In ‘Awaydays’ wordt hooliganisme feitelijk gepresenteerd als een vorm van escapisme. Doordat alternatieven ontbreken, en zeker de twee hoofdpersonen in mentaal opzicht verweesde jongeren zonder een mentaal anker zijn, heeft een groep die wijd en zijd angst en respect inboezemt natuurlijk veel aantrekkingskracht. ‘Awaydays’ werd matig ontvangen en trok in Engeland geen volle zalen. De oorzaak is waarschijnlijk dat de film zich bevindt in een schemergebied tussen arthouse en commercialiteit. Als je naar de hoes kijkt, krijg je al snel het idee dat je te maken hebt met een gewelddadig, zeer realistisch actiespektakel. En de knokscènes zijn bij tijd en wijle inderdaad niet van de poes. Mensen worden zonder gêne met vuisten, voeten en steekwapens behoorlijk toegetakeld. Maar realistisch zijn de gevechten lang niet altijd. De leden van The Pack doorstaan de veldslagen – vaak tegen oudere, grotere en beduidend forsere tegenstanders – steevast zonder kleerscheuren. Opvallend is ook dat het planten van een stiletto in iemands oogkas of halsslagader in ‘Awaydays’ blijkbaar niet uitmondt in strafrechtelijke repercussies. Stilistisch lijkt de film vooral te mikken op filmhuiskijkers. Helaas graaft ‘Awaydays’ inhoudelijk niet diep genoeg om de meest kritische individuen onder het filmhuispubliek echt in vervoering te brengen. De prent is daarentegen weer net een tikkeltje te onconventioneel om commercieel hoge ogen te kunnen gooien.

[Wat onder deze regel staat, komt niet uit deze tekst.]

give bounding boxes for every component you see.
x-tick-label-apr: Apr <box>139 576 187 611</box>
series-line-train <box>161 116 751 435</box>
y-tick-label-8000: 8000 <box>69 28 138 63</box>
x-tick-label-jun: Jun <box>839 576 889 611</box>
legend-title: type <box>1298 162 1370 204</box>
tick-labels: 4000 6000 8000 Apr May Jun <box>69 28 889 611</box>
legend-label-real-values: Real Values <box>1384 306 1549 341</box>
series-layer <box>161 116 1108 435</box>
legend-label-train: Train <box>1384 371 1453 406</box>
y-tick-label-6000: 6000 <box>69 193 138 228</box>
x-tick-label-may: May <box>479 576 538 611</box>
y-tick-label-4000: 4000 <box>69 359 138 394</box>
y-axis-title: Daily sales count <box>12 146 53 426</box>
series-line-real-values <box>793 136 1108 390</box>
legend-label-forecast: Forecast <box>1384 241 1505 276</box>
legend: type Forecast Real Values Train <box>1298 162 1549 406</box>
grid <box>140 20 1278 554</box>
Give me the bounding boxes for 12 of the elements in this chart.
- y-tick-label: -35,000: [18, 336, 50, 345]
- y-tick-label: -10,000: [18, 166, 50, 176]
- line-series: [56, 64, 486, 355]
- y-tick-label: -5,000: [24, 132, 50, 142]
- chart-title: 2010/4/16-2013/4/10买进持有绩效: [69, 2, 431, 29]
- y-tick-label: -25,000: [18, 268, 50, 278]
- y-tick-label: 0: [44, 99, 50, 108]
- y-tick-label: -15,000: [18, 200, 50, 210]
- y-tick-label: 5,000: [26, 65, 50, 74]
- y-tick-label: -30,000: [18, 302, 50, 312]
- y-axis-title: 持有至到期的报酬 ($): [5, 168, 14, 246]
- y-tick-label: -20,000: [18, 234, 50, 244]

‘Awaydays’ is zeker geen slechte film. Het lijkt alleen alsof de makers een beetje in dubio hebben gestaan: willen we nou een dieptestudie van het hooliganisme, een rauwe knokfilm, een donkere karakterstudie van twee met zichzelf worstelende jongeren of een tijdsdocument van het Engeland in de late jaren zeventig maken? Het uiteindelijke antwoord valt na 101 kijkminuten moeilijk te geven.